[A Terrible Temptation by Charles Reade]@TWC D-Link bookA Terrible Temptation CHAPTER VII 1/20
CHAPTER VII. "LOVE LIES BLEEDING." BELLA BRUCE was drinking the bitterest cup a young virgin soul can taste.
Illusion gone--the wicked world revealed as it is, how unlike what she thought it was--love crushed in her, and not crushed out of her, as it might if she had been either proud or vain. Frail men and women should see what a passionate but virtuous woman can suffer, when a revelation, of which they think but little, comes and blasts her young heart, and bids her dry up in a moment the deep well of her affection, since it flows for an unworthy object, and flows in vain.
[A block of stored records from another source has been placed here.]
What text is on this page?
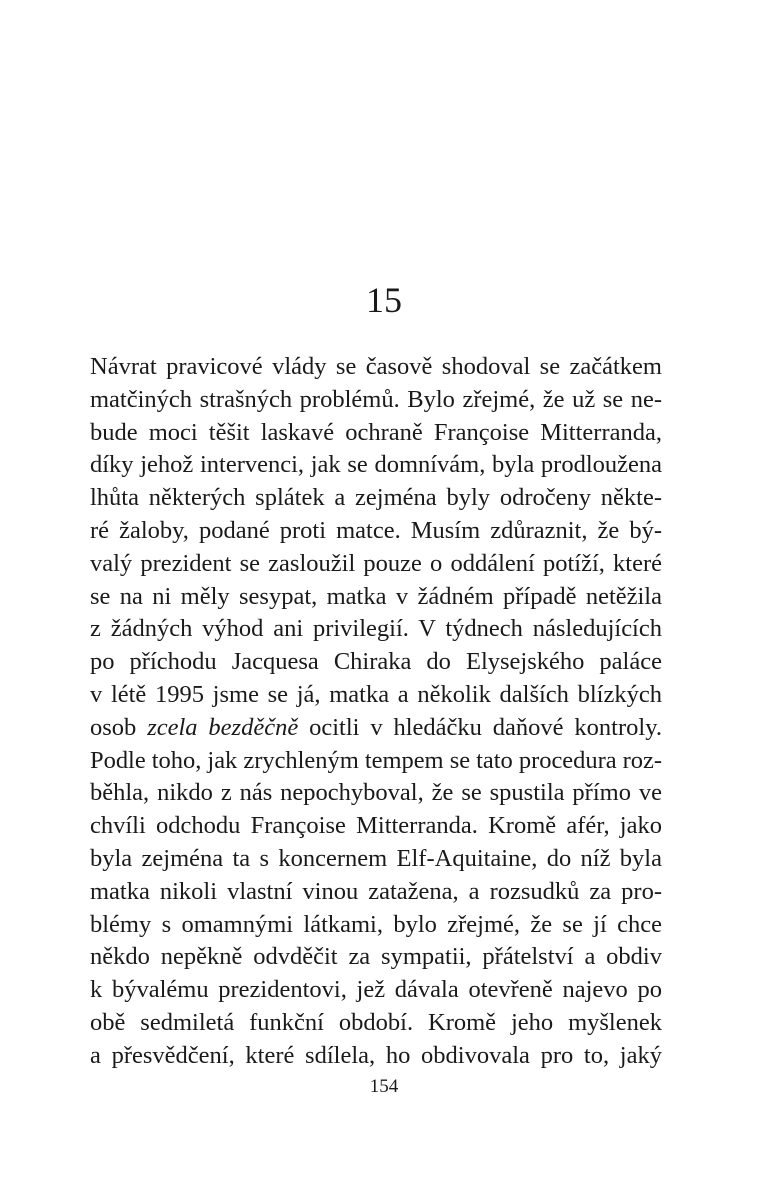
15
Návrat pravicové vlády se časově shodoval se začátkem
matčiných strašných problémů. Bylo zřejmé, že už se ne-
bude moci těšit laskavé ochraně Françoise Mitterranda,
díky jehož intervenci, jak se domnívám, byla prodloužena
lhůta některých splátek a zejména byly odročeny někte-
ré žaloby, podané proti matce. Musím zdůraznit, že bý-
valý prezident se zasloužil pouze o oddálení potíží, které
se na ni měly sesypat, matka v žádném případě netěžila
z žádných výhod ani privilegií. V týdnech následujících
po příchodu Jacquesa Chiraka do Elysejského paláce
v létě 1995 jsme se já, matka a několik dalších blízkých
osob zcela bezděčně ocitli v hledáčku daňové kontroly.
Podle toho, jak zrychleným tempem se tato procedura roz-
běhla, nikdo z nás nepochyboval, že se spustila přímo ve
chvíli odchodu Françoise Mitterranda. Kromě afér, jako
byla zejména ta s koncernem Elf-Aquitaine, do níž byla
matka nikoli vlastní vinou zatažena, a rozsudků za pro-
blémy s omamnými látkami, bylo zřejmé, že se jí chce
někdo nepěkně odvděčit za sympatii, přátelství a obdiv
k bývalému prezidentovi, jež dávala otevřeně najevo po
obě sedmiletá funkční období. Kromě jeho myšlenek
a přesvědčení, které sdílela, ho obdivovala pro to, jaký
154
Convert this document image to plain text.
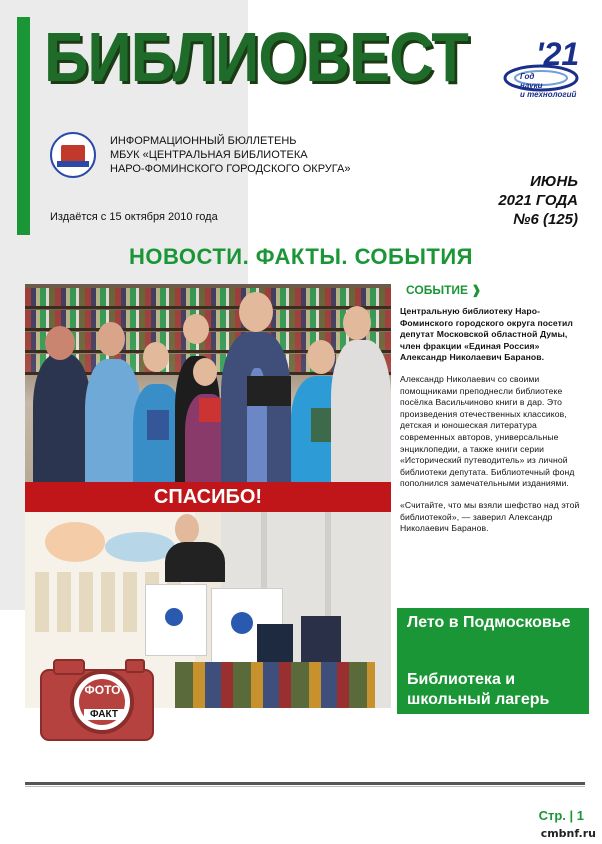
БИБЛИОВЕСТ '21
Год
науки
и технологий
ИНФОРМАЦИОННЫЙ БЮЛЛЕТЕНЬ
МБУК «ЦЕНТРАЛЬНАЯ БИБЛИОТЕКА
НАРО-ФОМИНСКОГО ГОРОДСКОГО ОКРУГА»
Издаётся с 15 октября 2010 года
ИЮНЬ
2021 ГОДА
№6 (125)
НОВОСТИ. ФАКТЫ. СОБЫТИЯ
СПАСИБО!
ФОТО
ФАКТ
СОБЫТИЕ ❱

Центральную библиотеку Наро-Фоминского городского округа посетил депутат Московской областной Думы, член фракции «Единая Россия» Александр Николаевич Баранов.

Александр Николаевич со своими помощниками преподнесли библиотеке посёлка Васильчиново книги в дар. Это произведения отечественных классиков, детская и юношеская литература современных авторов, универсальные энциклопедии, а также книги серии «Исторический путеводитель» из личной библиотеки депутата. Библиотечный фонд пополнился замечательными изданиями.

«Считайте, что мы взяли шефство над этой библиотекой», — заверил Александр Николаевич Баранов.

Лето в Подмосковье
Библиотека и школьный лагерь
Стр. | 1
cmbnf.ru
I tell you that the fair head severed from the chaste body is nothing to her compared with this.
The fair body, pierced with heathen arrows, was nothing to her in the days of old compared with this. In a word--for nowadays we can but amplify, and so enfeeble, what some old dead master of language, immortal though obscure, has said in words of granite--here "Love lay bleeding." No fainting--no vehement weeping; but oh, such deep desolation; such weariness of life; such a pitiable restlessness.
Appetite gone; the taste of food almost lost; sleep unwilling to come; and oh, the torture of waking--for at that horrible moment all rushed back at once, the joy that had been, the misery that was, the blank that was to come. She never stirred out, except when ordered, and then went like an automaton.